It is so disheartening to have someone tell me they paid someone to “handle” a sales tax audit for them and they feel cheated because nothing happened. They have a bill and no one will speak with them about it. For everyone who is going through an audit, I have a few things that you should question when hiring an advocate. The next blog will address what YOU can do to secure your best audit result.
RED FLAG 1: The fee structure doesn’t make sense.
People don’t work for free. If your records are not in great shape or you anticipate that there may be issues with your audit, do you really expect that you are going to pay someone a flat fee for more hours than they budget for each job? Think about it!
If a service provider estimates that it will take 10 hours to complete an audit and charges a fee that reflects that amount of time, do you think that person is going to spend 40 hours on your matter for that 10 hour fee?
You don’t want to give anyone a blank check. You don’t want someone to charge for 50 hours of time for 10 hours of work. You must be vigilant. However, you must also anticipate human nature. Don’t expect full coverage in an audit context for a bargain basement price if you have not undergone audit before or you had material issues in a prior audit. If your audit is not addressed effectively, you are going to be left holding the bag.
RED FLAG 2: You don’t have a designated contact person who interfaces with the auditor.
I am a big proponent of customer service. When you have a professional represent you on any given matter, you should have someone you can call to inquire about the status of the work. You should be encouraged to ask questions. You must be comfortable speaking with the person who interfaces with the taxing authority on your behalf.
Getting through an audit is a collaborative process. If you never speak to the person who presents information to the auditor about technical aspects of the audit, you may have an issue. How do you know what is going on? For that matter, how does your advocate know how to present your matter to the auditor? I haven't had a client that I did not question about some aspect of their business.
RED FLAG 3: You don’t get straight answers when you call or the person is too busy to explain your situation to you.
We have all called people and felt like they were speaking Greek. You ask a question and you can’t get a straight answer. Or the person says a lot of words that mean absolutely nothing to you. My favorite deflection tactic is when people try to make you feel stupid for asking questions. I'm kidding...I really hate that!
Every single example I mentioned is a sign that you need to run, not walk, to the nearest exit. There is a difference between someone telling you something you don’t want to hear and not telling you anything at all. There is nothing wrong with the former. Sharing bad news happens all the time. There is plenty wrong with the latter. Don’t confuse the two!
RED FLAG 4: You have not provided documents to your service provider and they are not asking for them or challenging your failure to comply with production requests.

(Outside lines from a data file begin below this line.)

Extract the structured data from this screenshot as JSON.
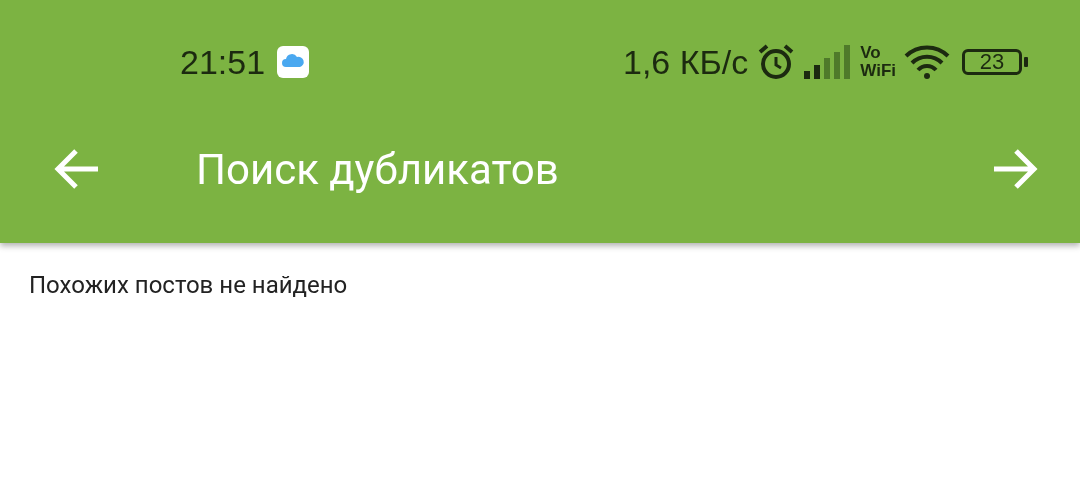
{
  "status_bar": {
    "time": "21:51",
    "network_speed": "1,6 КБ/с",
    "vowifi_top": "Vo",
    "vowifi_bottom": "WiFi",
    "battery": "23"
  },
  "toolbar": {
    "title": "Поиск дубликатов"
  },
  "content": {
    "message": "Похожих постов не найдено"
  }
}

How do you expect the auditor to come up with an accurate number or your representative to advocate for you if you don’t provide requested documentation or you don’t respond truthfully and candidly to questions? The short answer is neither the auditor or your advocate can get to the “right” numbers. And you are going to pay dearly for withholding information.
The auditor can estimate a deficiency. Penalty and interest may be assessed on a tax debt that is not valid. You will be forced to prove the auditor wrong by providing all the data that you should have provided in the first place.
If your representative is not asking you for invoices, returns, work papers, contracts, purchase orders, general ledgers, chart of accounts, etc. you have a problem.
RED FLAG 5: There is no escape clause in the contract.
You should know how to end an engagement if you are not satisfied. Be wary of anyone who does not have written terms that let you seek help elsewhere. Everyone is friends when the sale is being made. You want to (1) know your options if you are not satisfied and (2) have it understood between you and your representative that you can leave if you are not happy.
Audits are collaborative. We know tax law. We know basic accounting rules. You know YOUR business. In fact, no one knows your business better than you. Good audit results are achieved when the tax rules are applied correctly to your unique way of doing business.
Don’t throw money at your audit! Participate in the process with your sales tax consultant. You won’t regret active participation. You might regret not participating in your audit.